KHARTOUM – Konflik bersenjata antara militer Sudan dengan kelompok para militer Rapid Support Forces (RSF) yang pecah pekan lalu telah memasuki hari keenam pada Kamis, (20/4/2023). Pertempuran antara kedua belah pihak telah menyebabkan setidaknya 300 orang tewas dan lebih dari 3.000 lainnya luka-luka, menurut laporan WHO.
Sejauh ini situasi keamanan di negara Afrika Utara itu tidak menunjukkan tanda-tanda membaik, bahkan cenderung mengarah pada eskalasi. Seruan untuk perundingan dan pembentukan koridor kemanusiaan dari dunia internasional tidak dihiraukan kedua belah pihak, sementara upaya gencatan senjata yang telah diumumkan tidak bertahan lama.

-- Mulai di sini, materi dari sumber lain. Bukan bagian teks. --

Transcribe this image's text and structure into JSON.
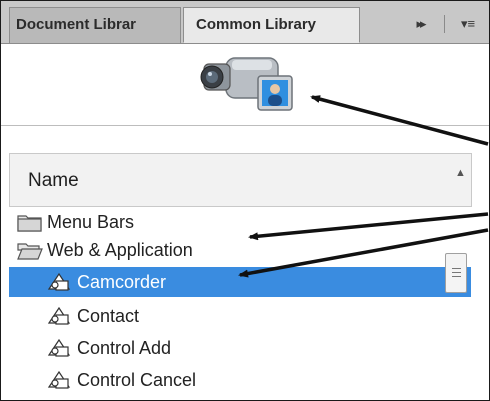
{
  "tabs": [
    {
      "label": "Document Librar",
      "active": false
    },
    {
      "label": "Common Library",
      "active": true
    }
  ],
  "tab_controls": {
    "collapse": "▸▸",
    "menu": "▾≡"
  },
  "list": {
    "column_header": "Name",
    "items": [
      {
        "label": "Menu Bars",
        "icon": "folder-closed-icon",
        "selected": false
      },
      {
        "label": "Web & Application",
        "icon": "folder-open-icon",
        "selected": false
      },
      {
        "label": "Camcorder",
        "icon": "symbol-icon",
        "selected": true
      },
      {
        "label": "Contact",
        "icon": "symbol-icon",
        "selected": false
      },
      {
        "label": "Control Add",
        "icon": "symbol-icon",
        "selected": false
      },
      {
        "label": "Control Cancel",
        "icon": "symbol-icon",
        "selected": false
      }
    ]
  },
  "colors": {
    "selection": "#3a8ce0",
    "tab_bar": "#c8c8c8",
    "active_tab": "#e9e9e9"
  }
}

Berikut beberapa fakta terkait perang saudara ini:
1. Konflik Dua Jenderal Berpengaruh
Perang saudara di Sudan melibatkan militer Sudan yang dipimpin oleh Kepala Dewan Militer Jenderal Abdel Fattah al-Burhan dan kelompok paramiliter RSF pimpinan Jenderal Mohamed Hamdan Dagalo, yang dikenal sebagai Hemedti.
Kedua jenderal ini adalah sekutu dalam kudeta yang menggulingkan pemerintahan diktator Omar al-Bashir pada 2019. Bahkan, Hemedti menjabat sebagai wakil Burhan pada Dewan Militer Sudan sebelum upaya kudeta pada Sabtu, (15/4/2023).
Kudeta pada 2021 membuat militer yang memegang kekuasaan menghadapi protes dari pihak sipil yang menuntut transisi kekuasaan. Dukungan Hemedti terhadap transisi baru ini diyakini membuat hubungannya dengan Burhan menjadi tegang.
Hemedti juga dilaporkan tidak pusa dengan posisinya sebagai wakil dari Burhan di Dewan Militer yang memegang pemerintahan pasca kudeta di Sudan.